Should you always bind off in pattern?
Always, always, always bind off loosely. This includes the stitches that you are knitting or purling during the process as well as when you pass a stitch over and off. Don’t tug, pull, or yank the yarn as you work each stitch.
What does cast off in pattern mean?
Hi Linda – yes, “binding-off in pattern” means to knit the knits and purl the purls (as you have done in the ribbing up to that point), then binding off as you go. In other words, work a normal rib row, but every time you have two stitches on the right needle, bind one off over the other.

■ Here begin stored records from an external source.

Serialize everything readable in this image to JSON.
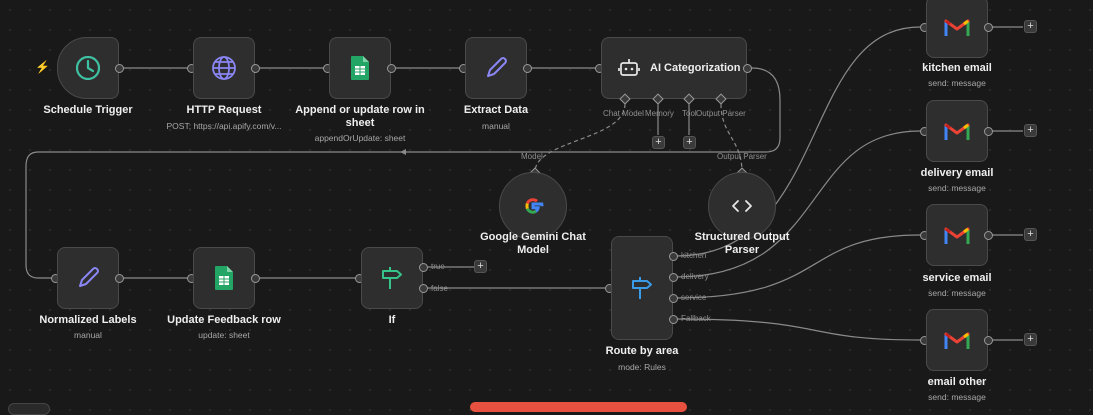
{
  "nodes": {
    "schedule": {
      "title": "Schedule Trigger"
    },
    "http": {
      "title": "HTTP Request",
      "sub": "POST: https://api.apify.com/v..."
    },
    "append": {
      "title": "Append or update row in sheet",
      "sub": "appendOrUpdate: sheet"
    },
    "extract": {
      "title": "Extract Data",
      "sub": "manual"
    },
    "ai": {
      "title": "AI Categorization",
      "port_chat": "Chat Model",
      "port_memory": "Memory",
      "port_tool": "Tool",
      "port_parser": "Output Parser"
    },
    "gemini": {
      "title": "Google Gemini Chat Model",
      "edge_label": "Model"
    },
    "parser": {
      "title": "Structured Output Parser",
      "edge_label": "Output Parser"
    },
    "normalized": {
      "title": "Normalized Labels",
      "sub": "manual"
    },
    "feedback": {
      "title": "Update Feedback row",
      "sub": "update: sheet"
    },
    "if": {
      "title": "If",
      "out_true": "true",
      "out_false": "false"
    },
    "route": {
      "title": "Route by area",
      "sub": "mode: Rules",
      "out_kitchen": "kitchen",
      "out_delivery": "delivery",
      "out_service": "service",
      "out_fallback": "Fallback"
    },
    "kitchen_email": {
      "title": "kitchen email",
      "sub": "send: message"
    },
    "delivery_email": {
      "title": "delivery email",
      "sub": "send: message"
    },
    "service_email": {
      "title": "service email",
      "sub": "send: message"
    },
    "email_other": {
      "title": "email other",
      "sub": "send: message"
    }
  },
  "plus_symbol": "+",
  "colors": {
    "background": "#191919",
    "node": "#2e2e2e",
    "edge": "#8a8a8a",
    "accent_red": "#e8513f",
    "clock": "#3fc2a3",
    "globe": "#8a86f5",
    "sheets": "#23a566",
    "pen": "#8a86f5",
    "router": "#3a9be6",
    "if": "#35c48a"
  },
  "icons": [
    "bolt-icon",
    "clock-icon",
    "globe-icon",
    "sheets-icon",
    "pen-icon",
    "robot-icon",
    "google-icon",
    "code-icon",
    "if-icon",
    "router-icon",
    "gmail-icon"
  ]
}
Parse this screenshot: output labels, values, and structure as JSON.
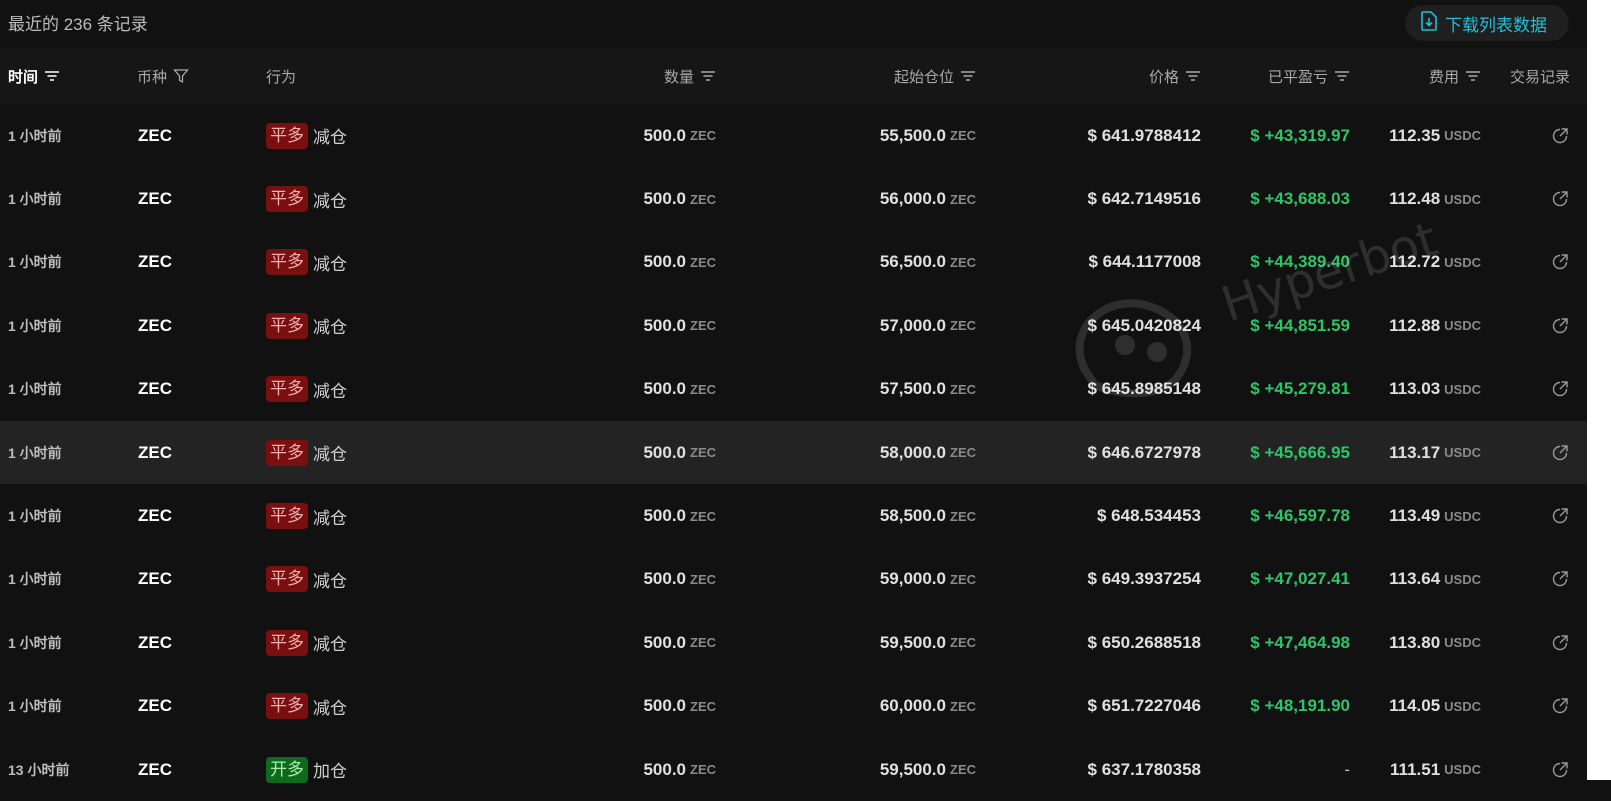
{
  "header": {
    "record_count": "最近的 236 条记录",
    "download_label": "下载列表数据"
  },
  "columns": {
    "time": "时间",
    "coin": "币种",
    "action": "行为",
    "amount": "数量",
    "start_position": "起始仓位",
    "price": "价格",
    "realized_pnl": "已平盈亏",
    "fee": "费用",
    "trade_record": "交易记录"
  },
  "watermark": "Hyperbot",
  "rows": [
    {
      "time": "1 小时前",
      "coin": "ZEC",
      "badge": "平多",
      "badge_type": "close",
      "action": "减仓",
      "amount": "500.0",
      "amount_unit": "ZEC",
      "start": "55,500.0",
      "start_unit": "ZEC",
      "price": "$ 641.9788412",
      "pnl": "$ +43,319.97",
      "fee": "112.35",
      "fee_unit": "USDC"
    },
    {
      "time": "1 小时前",
      "coin": "ZEC",
      "badge": "平多",
      "badge_type": "close",
      "action": "减仓",
      "amount": "500.0",
      "amount_unit": "ZEC",
      "start": "56,000.0",
      "start_unit": "ZEC",
      "price": "$ 642.7149516",
      "pnl": "$ +43,688.03",
      "fee": "112.48",
      "fee_unit": "USDC"
    },
    {
      "time": "1 小时前",
      "coin": "ZEC",
      "badge": "平多",
      "badge_type": "close",
      "action": "减仓",
      "amount": "500.0",
      "amount_unit": "ZEC",
      "start": "56,500.0",
      "start_unit": "ZEC",
      "price": "$ 644.1177008",
      "pnl": "$ +44,389.40",
      "fee": "112.72",
      "fee_unit": "USDC"
    },
    {
      "time": "1 小时前",
      "coin": "ZEC",
      "badge": "平多",
      "badge_type": "close",
      "action": "减仓",
      "amount": "500.0",
      "amount_unit": "ZEC",
      "start": "57,000.0",
      "start_unit": "ZEC",
      "price": "$ 645.0420824",
      "pnl": "$ +44,851.59",
      "fee": "112.88",
      "fee_unit": "USDC"
    },
    {
      "time": "1 小时前",
      "coin": "ZEC",
      "badge": "平多",
      "badge_type": "close",
      "action": "减仓",
      "amount": "500.0",
      "amount_unit": "ZEC",
      "start": "57,500.0",
      "start_unit": "ZEC",
      "price": "$ 645.8985148",
      "pnl": "$ +45,279.81",
      "fee": "113.03",
      "fee_unit": "USDC"
    },
    {
      "time": "1 小时前",
      "coin": "ZEC",
      "badge": "平多",
      "badge_type": "close",
      "action": "减仓",
      "amount": "500.0",
      "amount_unit": "ZEC",
      "start": "58,000.0",
      "start_unit": "ZEC",
      "price": "$ 646.6727978",
      "pnl": "$ +45,666.95",
      "fee": "113.17",
      "fee_unit": "USDC",
      "highlight": true
    },
    {
      "time": "1 小时前",
      "coin": "ZEC",
      "badge": "平多",
      "badge_type": "close",
      "action": "减仓",
      "amount": "500.0",
      "amount_unit": "ZEC",
      "start": "58,500.0",
      "start_unit": "ZEC",
      "price": "$ 648.534453",
      "pnl": "$ +46,597.78",
      "fee": "113.49",
      "fee_unit": "USDC"
    },
    {
      "time": "1 小时前",
      "coin": "ZEC",
      "badge": "平多",
      "badge_type": "close",
      "action": "减仓",
      "amount": "500.0",
      "amount_unit": "ZEC",
      "start": "59,000.0",
      "start_unit": "ZEC",
      "price": "$ 649.3937254",
      "pnl": "$ +47,027.41",
      "fee": "113.64",
      "fee_unit": "USDC"
    },
    {
      "time": "1 小时前",
      "coin": "ZEC",
      "badge": "平多",
      "badge_type": "close",
      "action": "减仓",
      "amount": "500.0",
      "amount_unit": "ZEC",
      "start": "59,500.0",
      "start_unit": "ZEC",
      "price": "$ 650.2688518",
      "pnl": "$ +47,464.98",
      "fee": "113.80",
      "fee_unit": "USDC"
    },
    {
      "time": "1 小时前",
      "coin": "ZEC",
      "badge": "平多",
      "badge_type": "close",
      "action": "减仓",
      "amount": "500.0",
      "amount_unit": "ZEC",
      "start": "60,000.0",
      "start_unit": "ZEC",
      "price": "$ 651.7227046",
      "pnl": "$ +48,191.90",
      "fee": "114.05",
      "fee_unit": "USDC"
    },
    {
      "time": "13 小时前",
      "coin": "ZEC",
      "badge": "开多",
      "badge_type": "open",
      "action": "加仓",
      "amount": "500.0",
      "amount_unit": "ZEC",
      "start": "59,500.0",
      "start_unit": "ZEC",
      "price": "$ 637.1780358",
      "pnl": "-",
      "fee": "111.51",
      "fee_unit": "USDC"
    }
  ],
  "colors": {
    "background": "#111111",
    "header_bg": "#161616",
    "highlight_row": "#232323",
    "accent_cyan": "#1fbfd9",
    "profit_green": "#2ec46a",
    "badge_close_bg": "#7a0f0f",
    "badge_open_bg": "#0f6a1f"
  }
}
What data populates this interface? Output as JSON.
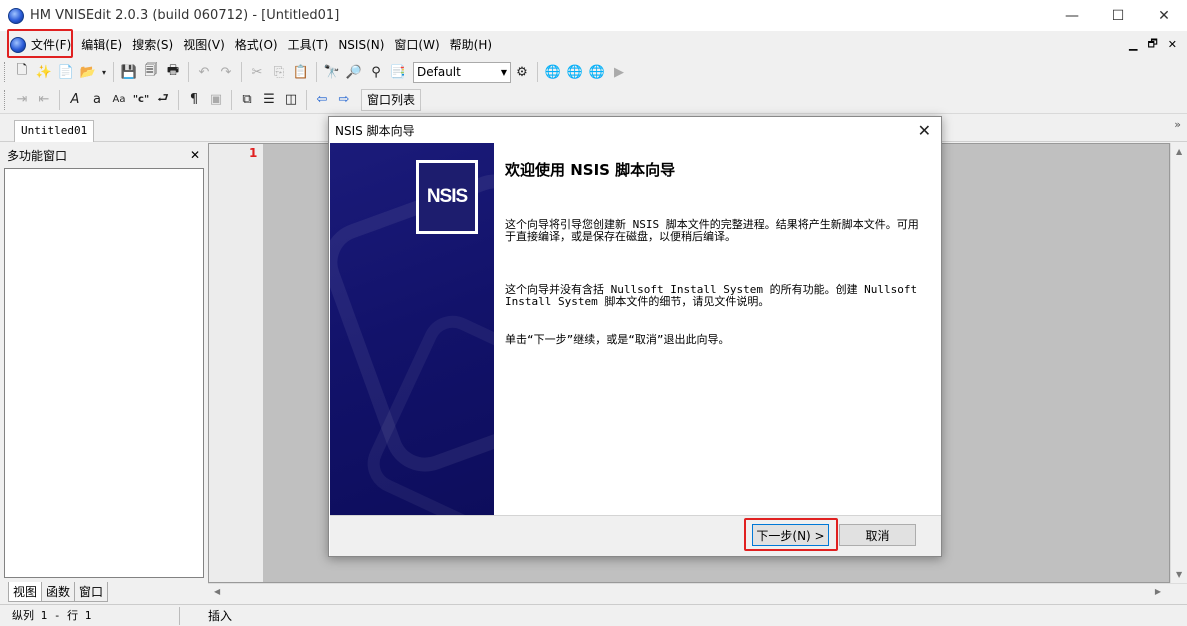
{
  "window": {
    "title": "HM VNISEdit 2.0.3 (build 060712) - [Untitled01]",
    "controls": [
      "—",
      "☐",
      "✕"
    ]
  },
  "menu": {
    "items": [
      "文件(F)",
      "编辑(E)",
      "搜索(S)",
      "视图(V)",
      "格式(O)",
      "工具(T)",
      "NSIS(N)",
      "窗口(W)",
      "帮助(H)"
    ],
    "mdi_controls": [
      "▁",
      "🗗",
      "✕"
    ]
  },
  "toolbar": {
    "combo_value": "Default",
    "window_list_label": "窗口列表"
  },
  "document_tabs": [
    "Untitled01"
  ],
  "left_panel": {
    "title": "多功能窗口",
    "tabs": [
      "视图",
      "函数",
      "窗口"
    ]
  },
  "editor": {
    "line_number": "1"
  },
  "status": {
    "position": "纵列 1 - 行 1",
    "mode": "插入"
  },
  "dialog": {
    "title": "NSIS 脚本向导",
    "logo_text": "NSIS",
    "heading": "欢迎使用 NSIS 脚本向导",
    "paragraph1": "这个向导将引导您创建新 NSIS 脚本文件的完整进程。结果将产生新脚本文件。可用于直接编译，或是保存在磁盘，以便稍后编译。",
    "paragraph2": "这个向导并没有含括 Nullsoft Install System 的所有功能。创建 Nullsoft Install System 脚本文件的细节，请见文件说明。",
    "paragraph3": "单击“下一步”继续，或是“取消”退出此向导。",
    "next_label": "下一步(N) >",
    "cancel_label": "取消"
  },
  "colors": {
    "highlight": "#e02020",
    "wizard_sidebar": "#12126a",
    "editor_bg": "#c0c0c0"
  }
}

Does casting off count as a row?
The cast on doesn’t count as a row. But it’s easier to count all the rows in the worked fabric, below the needle, and just not count the loops on the needle.
Do you cast off on the right or wrong side?
I prefer Casting Off on the Right Side of my work, which is the front side. … You usually end a pattern after knitting the wrong side, or backside, so I’m going to start our Cast Off row on the right side.
Do you cast off in pattern?
If a pattern features rib at a cuff or a welt, chances are it’s to give elasticity and snugness. It would be a pity to take away some of that stretchiness when you cast off, so a very common instruction is to “cast off in pattern”.